Slack is a widely used messaging platform in the workplace
San Francisco:
Artificial intelligence is transforming Slack, the widely used workplace messaging platform, its CEO told AFP, nine months after taking the most high-profile job in Silicon Valley. Lydian Jones was handed the reins following the departure of co-founder and CEO Stewart Butterfield, who exited two years after his company was acquired by Salesforce, the San Francisco-based enterprise software company.
Life at Slack wasn’t always smooth after the blockbuster $27.7 billion transaction, and Jones, a former Microsoft executive who rose through the ranks at Salesforce in just a few years, was brought in as chief executive to bring stability.
Jones took the job in January, just weeks after launching ChatGPT, letting the world know the superpowers of AI and that Slack shouldn’t fall behind quickly, especially against its arch-rival Microsoft.
“It’s amazing what’s happened in the world,” Jones said of the AI moment engulfing Silicon Valley and the world’s imaginations.
“We’ve launched more features in the last nine months than in the previous several years.”
Born in Brazil and living in the Boston area, Jones was in San Francisco for “Dreamforce,” Salesforce’s big annual event to showcase its new products and AI on everyone’s mind.
Many believe that tools like Slack are the first to be deeply transformed by generative AI, which can create text, images and sounds on demand in everyday language.
Originally designed to facilitate teamwork and internal communication, Slack, along with its counterparts like Microsoft’s Teams, have rolled out new versions supercharged by AI to serve as something closer to an online assistant.
“When I came back from my two-week vacation this summer, I had so many messages from customers and colleagues,” Jones said.
“I asked ‘Slack AI’ to summarize everything, and instead of spending a full day or week, I was up to date in two hours.”
She said this adoption of new AI tools works to summarize all kinds of content or fully automate complex administrative tasks like approving expenses or connecting users to an in-house expert.
Unlike Microsoft, users can also talk directly to generative AI chatbots in Slack, such as Cloud from start-up Anthropic and soon ChatGPT from OpenAI.
This availability of a wide range of third-party apps and tools is “our strength”, Jones said.
“We’re very different from teams… we’re first and foremost a very open platform.”
Comparison of teams is sensitive. In 2020, while still a startup, Slack filed a complaint in the European Union against Microsoft for bundling Teams into its hugely popular Office suite.
With nearly 300 million monthly users, Microsoft’s chat and video conferencing app has surpassed Slack with its 12 million daily active users, according to data from 2019, the last time it was made public.
Microsoft agreed to many of Slack’s demands in Europe, but the investigation by the EU continues and the Windows giant could still face further repercussions from European regulators.
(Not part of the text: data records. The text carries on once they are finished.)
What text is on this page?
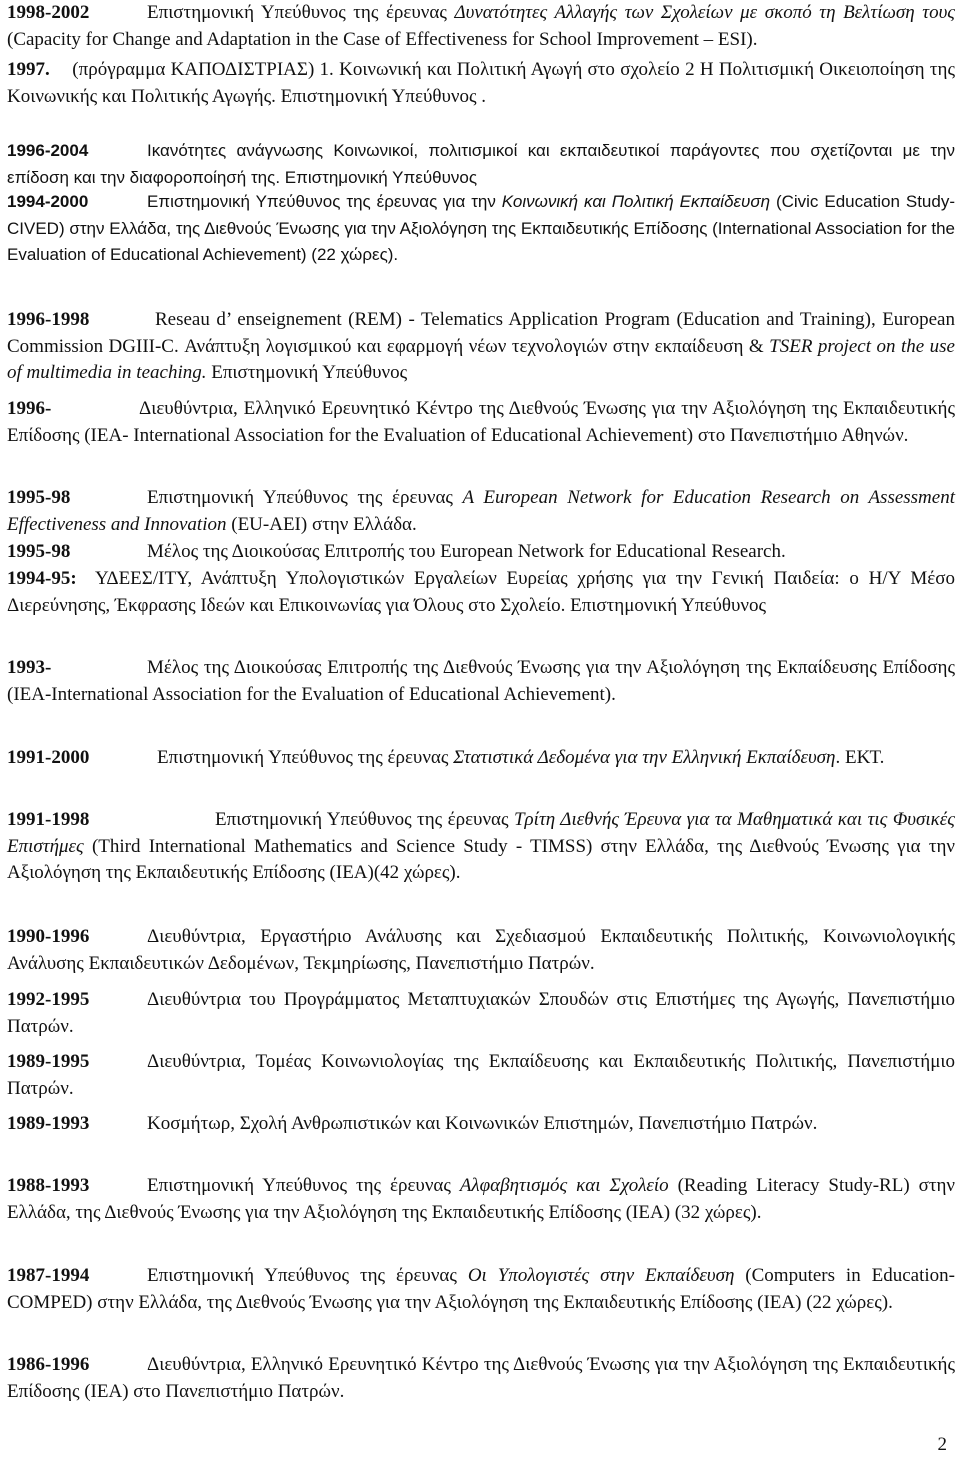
1998-2002	Επιστημονική Υπεύθυνος της έρευνας Δυνατότητες Αλλαγής των Σχολείων με σκοπό τη Βελτίωση τους (Capacity for Change and Adaptation in the Case of Effectiveness for School Improvement – ESI).
1997. (πρόγραμμα ΚΑΠΟΔΙΣΤΡΙΑΣ) 1. Κοινωνική και Πολιτική Αγωγή στο σχολείο 2 Η Πολιτισμική Οικειοποίηση της Κοινωνικής και Πολιτικής Αγωγής. Επιστημονική Υπεύθυνος .
1996-2004	Ικανότητες ανάγνωσης Κοινωνικοί, πολιτισμικοί και εκπαιδευτικοί παράγοντες που σχετίζονται με την επίδοση και την διαφοροποίησή της. Επιστημονική Υπεύθυνος
1994-2000	Επιστημονική Υπεύθυνος της έρευνας για την Κοινωνική και Πολιτική Εκπαίδευση (Civic Education Study-CIVED) στην Ελλάδα, της Διεθνούς Ένωσης για την Αξιολόγηση της Εκπαιδευτικής Επίδοσης (International Association for the Evaluation of Educational Achievement) (22 χώρες).
1996-1998	Reseau d’ enseignement (REM) - Telematics Application Program (Education and Training), European Commission DGIII-C. Ανάπτυξη λογισμικού και εφαρμογή νέων τεχνολογιών στην εκπαίδευση & TSER project on the use of multimedia in teaching. Επιστημονική Υπεύθυνος
1996-	Διευθύντρια, Ελληνικό Ερευνητικό Κέντρο της Διεθνούς Ένωσης για την Αξιολόγηση της Εκπαιδευτικής Επίδοσης (IEA- International Association for the Evaluation of Educational Achievement) στο Πανεπιστήμιο Αθηνών.
1995-98	Επιστημονική Υπεύθυνος της έρευνας A European Network for Education Research on Assessment Effectiveness and Innovation (EU-AEI) στην Ελλάδα.
1995-98	Μέλος της Διοικούσας Επιτροπής του European Network for Educational Research.
1994-95: ΥΔΕΕΣ/ΙΤΥ, Ανάπτυξη Υπολογιστικών Εργαλείων Ευρείας χρήσης για την Γενική Παιδεία: ο Η/Υ Μέσο Διερεύνησης, Έκφρασης Ιδεών και Επικοινωνίας για Όλους στο Σχολείο. Επιστημονική Υπεύθυνος
1993-	Μέλος της Διοικούσας Επιτροπής της Διεθνούς Ένωσης για την Αξιολόγηση της Εκπαίδευσης Επίδοσης (IEA-International Association for the Evaluation of Educational Achievement).
1991-2000	Επιστημονική Υπεύθυνος της έρευνας Στατιστικά Δεδομένα για την Ελληνική Εκπαίδευση. ΕΚΤ.
1991-1998	Επιστημονική Υπεύθυνος της έρευνας Τρίτη Διεθνής Έρευνα για τα Μαθηματικά και τις Φυσικές Επιστήμες (Third International Mathematics and Science Study - TIMSS) στην Ελλάδα, της Διεθνούς Ένωσης για την Αξιολόγηση της Εκπαιδευτικής Επίδοσης (IEA)(42 χώρες).
1990-1996	Διευθύντρια, Εργαστήριο Ανάλυσης και Σχεδιασμού Εκπαιδευτικής Πολιτικής, Κοινωνιολογικής Ανάλυσης Εκπαιδευτικών Δεδομένων, Τεκμηρίωσης, Πανεπιστήμιο Πατρών.
1992-1995	Διευθύντρια του Προγράμματος Μεταπτυχιακών Σπουδών στις Επιστήμες της Αγωγής, Πανεπιστήμιο Πατρών.
1989-1995	Διευθύντρια, Τομέας Κοινωνιολογίας της Εκπαίδευσης και Εκπαιδευτικής Πολιτικής, Πανεπιστήμιο Πατρών.
1989-1993	Κοσμήτωρ, Σχολή Ανθρωπιστικών και Κοινωνικών Επιστημών, Πανεπιστήμιο Πατρών.
1988-1993	Επιστημονική Υπεύθυνος της έρευνας Αλφαβητισμός και Σχολείο (Reading Literacy Study-RL) στην Ελλάδα, της Διεθνούς Ένωσης για την Αξιολόγηση της Εκπαιδευτικής Επίδοσης (IEA) (32 χώρες).
1987-1994	Επιστημονική Υπεύθυνος της έρευνας Οι Υπολογιστές στην Εκπαίδευση (Computers in Education-COMPED) στην Ελλάδα, της Διεθνούς Ένωσης για την Αξιολόγηση της Εκπαιδευτικής Επίδοσης (IEA) (22 χώρες).
1986-1996	Διευθύντρια, Ελληνικό Ερευνητικό Κέντρο της Διεθνούς Ένωσης για την Αξιολόγηση της Εκπαιδευτικής Επίδοσης (IEA) στο Πανεπιστήμιο Πατρών.
2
But with a big investment in OpenAI, Microsoft got a head start in generative AI.
But Jones insists that Slack is equally suited to excel in AI because of data quality, a key ingredient in the technology’s magic formula.
“We have all the knowledge of the company on the platform … employees collaborating across different departments, it’s all unstructured data,” she said.
“That’s what makes our AI capabilities so powerful, because there’s so much context,” she added.
Currently, Slack has no plans to develop its own language model, the system at the heart of the generative AI that has made OpenAI a household name.
“We don’t think we need to reinvent the wheel,” Jones joked, reserving the possibility of designing a more specific model one day.
On the more distant horizon, Slack may one day develop highly personalized AI agents, digital secretaries of sorts that inform users about their personal details.
“It’s definitely a promising future. And look, I have a family, I work, it’s very busy… Isn’t it amazing to think that a system can track all of that in one place?”
“But it will take time” to get people comfortable doing that, she said.
“I think there’s a possibility and a desire, but the limit of belief is that it’s going to be a while before we get there.”
(Except for the headline, this story has not been edited by NDTV staff and is published from a syndicated feed.)